Despite the fact that this Court under Article 226 of the Constitution of India would be unable to examine the evidence on that count, it is to be emphasised that the above factum has not been, even prima facie substantiated by the documents available in the records of the case. 8. The petitioners also had accepted the entire V.R.S as per Exts.P7 and P8 on the basis of their appointment as on 01.01.1975. Exts.P7 and P8 series are documents signed by the petitioners, which shows their date of appointment as 01.01.1975. These documents were filed up by the petitioners such documents admitting a date of appointment and having accepted the amounts due under the VRS, the petitioners have turned around to claim additional benefits on the ground that their age of superannuation was liable to be treated as 60 and not 58. 9. In Himachal Pradesh Road Transport Corporation and Another v.

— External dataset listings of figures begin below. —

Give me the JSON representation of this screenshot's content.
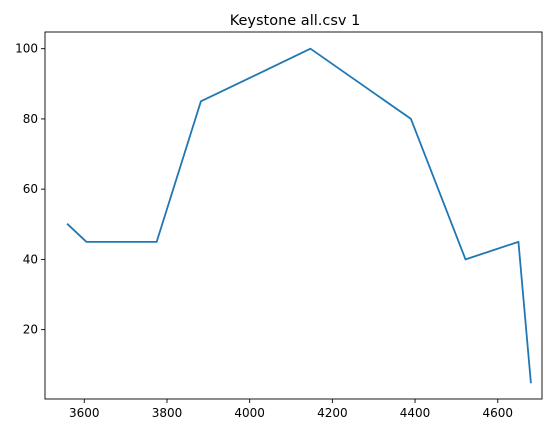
{
  "chart_data": {
    "type": "line",
    "title": "Keystone all.csv 1",
    "xlabel": "",
    "ylabel": "",
    "xlim": [
      3505,
      4707
    ],
    "ylim": [
      0.25,
      104.75
    ],
    "xticks": [
      3600,
      3800,
      4000,
      4200,
      4400,
      4600
    ],
    "yticks": [
      20,
      40,
      60,
      80,
      100
    ],
    "grid": false,
    "series": [
      {
        "name": "series-1",
        "color": "#1f77b4",
        "x": [
          3560,
          3605,
          3775,
          3882,
          4147,
          4390,
          4522,
          4650,
          4680
        ],
        "y": [
          50,
          45,
          45,
          85,
          100,
          80,
          40,
          45,
          5
        ]
      }
    ]
  }
}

Hukam Chand, (2009) 11 SCC 222 an employee was proceeded with for wrong declaration of date of birth and convicted. While the appeal was pending, on the application submitted by the employee, he was retired reckoning the correct date of birth. When the conviction was overturned the employee challenged the retirement as illegal termination. The Hon'ble Supreme Court found that the retirement was on the admitted date of birth of the applicant, in the application for retirement and not based on the conviction. Herein also the petitioners admitted a particular date as their such severance from service, effected under a scheme, they seek additional reliefs, contrary to their own admission, which cannot be permitted. The writ petition is found to be devoid of merit and the same would stand dismissed.